Data array size: (10381, 768)


## 4. Training and Testing Classifiers

As in the notebook on Somasundaran & Wiebe 2010 we split the data into training and testing sets. We then initialize different classification models, fit them and use them for prediction.
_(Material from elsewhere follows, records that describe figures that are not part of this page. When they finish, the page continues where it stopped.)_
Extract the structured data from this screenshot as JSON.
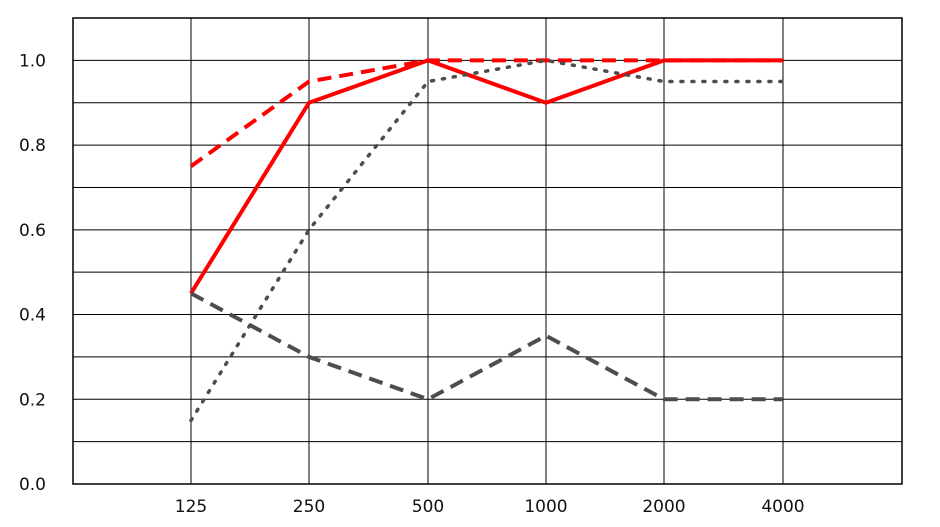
{
  "chart_data": {
    "type": "line",
    "title": "",
    "xlabel": "",
    "ylabel": "",
    "categories": [
      "125",
      "250",
      "500",
      "1000",
      "2000",
      "4000"
    ],
    "ylim": [
      0,
      1.1
    ],
    "yticks": [
      0.0,
      0.2,
      0.4,
      0.6,
      0.8,
      1.0
    ],
    "ytick_labels": [
      "0.0",
      "0.2",
      "0.4",
      "0.6",
      "0.8",
      "1.0"
    ],
    "grid": true,
    "legend": "none",
    "series": [
      {
        "color": "#ff0000",
        "dash": "solid",
        "values": [
          0.45,
          0.9,
          1.0,
          0.9,
          1.0,
          1.0
        ]
      },
      {
        "color": "#ff0000",
        "dash": "dashed",
        "values": [
          0.75,
          0.95,
          1.0,
          1.0,
          1.0,
          1.0
        ]
      },
      {
        "color": "#4d4d4d",
        "dash": "dotted",
        "values": [
          0.15,
          0.6,
          0.95,
          1.0,
          0.95,
          0.95
        ]
      },
      {
        "color": "#4d4d4d",
        "dash": "dashed",
        "values": [
          0.45,
          0.3,
          0.2,
          0.35,
          0.2,
          0.2
        ]
      }
    ]
  }
}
For evaluation we use macro f1 scores. 

### 4.1. Full Dataset

In [14]:
X_train, X_test, y_train, y_test = train_test_split(X, labels, test_size=0.25, random_state=0)

In [15]:
# Defining models

svm_classifier = SVC()
naive_bayes_classifier = GaussianNB()
decision_tree_classifier = DecisionTreeClassifier()
adaboost_classifier = AdaBoostClassifier()

In [16]:
# Fitting models

svm_classifier.fit(X_train, y_train)
naive_bayes_classifier.fit(X_train, y_train)
decision_tree_classifier.fit(X_train, y_train)
adaboost_classifier.fit(X_train, y_train)

AdaBoostClassifier()

In [17]:
# Testing models

y_pred_svm = svm_classifier.predict(X_test)
y_pred_naive_bayes = naive_bayes_classifier.predict(X_test)
y_pred_decision_tree = decision_tree_classifier.predict(X_test)
y_pred_adaboost = adaboost_classifier.predict(X_test)

In [18]:
# Evaluating models

f1_svm = f1_score(y_test, y_pred_svm, average='macro')
print("F1 Score SVM: {}".format(round(f1_svm,3)))
f1_naive_bayes = f1_score(y_test, y_pred_naive_bayes, average='macro')
print("F1 Score Naive Bayes: {}".format(round(f1_naive_bayes, 3)))
f1_decision_tree = f1_score(y_test, y_pred_decision_tree, average='macro')
print("F1 Score Decision Tree: {}".format(round(f1_decision_tree, 3)))
f1_adaboost = f1_score(y_test, y_pred_adaboost, average='macro')
print("F1 Score AdaBoost: {}".format(round(f1_adaboost, 3)))

F1 Score SVM: 0.475
F1 Score Naive Bayes: 0.432
F1 Score Decision Tree: 0.395
F1 Score AdaBoost: 0.485


### 4.2 Support/Refute Dataset (more balanced)

In [19]:
X_stance_train, X_stance_test, y_stance_train, y_stance_test = train_test_split(X_stance, stance_labels, test_size=0.25, random_state=0)

In [20]:
svm_classifier_stance = SVC()
naive_bayes_classifier_stance = GaussianNB()
decision_tree_classifier_stance = DecisionTreeClassifier()
adaboost_classifier_stance = AdaBoostClassifier()

In [21]:
svm_classifier_stance.fit(X_stance_train, y_stance_train)
naive_bayes_classifier_stance.fit(X_stance_train, y_stance_train)
decision_tree_classifier_stance.fit(X_stance_train, y_stance_train)
adaboost_classifier_stance.fit(X_stance_train, y_stance_train)

AdaBoostClassifier()

In [22]:
y_stance_pred_svm = svm_classifier_stance.predict(X_stance_test)
y_stance_pred_naive_bayes = naive_bayes_classifier_stance.predict(X_stance_test)
y_stance_pred_decision_tree = decision_tree_classifier_stance.predict(X_stance_test)
y_stance_pred_adaboost = adaboost_classifier_stance.predict(X_stance_test)

In [23]:
f1_svm_stance = f1_score(y_stance_test, y_stance_pred_svm, average='macro')
print("F1 Score SVM: {}".format(round(f1_svm_stance,3)))
f1_naive_bayes_stance = f1_score(y_stance_test, y_stance_pred_naive_bayes, average='macro')
print("F1 Score Naive Bayes: {}".format(round(f1_naive_bayes_stance, 3)))
f1_decision_tree_stance = f1_score(y_stance_test, y_stance_pred_decision_tree, average='macro')
print("F1 Score Decision Tree: {}".format(round(f1_decision_tree_stance, 3)))
f1_adaboost_stance = f1_score(y_stance_test, y_stance_pred_adaboost, average='macro')
print("F1 Score AdaBoost: {}".format(round(f1_adaboost_stance, 3)))

F1 Score SVM: 0.469
F1 Score Naive Bayes: 0.556
F1 Score Decision Tree: 0.478
F1 Score AdaBoost: 0.554


### Question

The classification results of both data sets show a substantial difference. What could lead to these differences?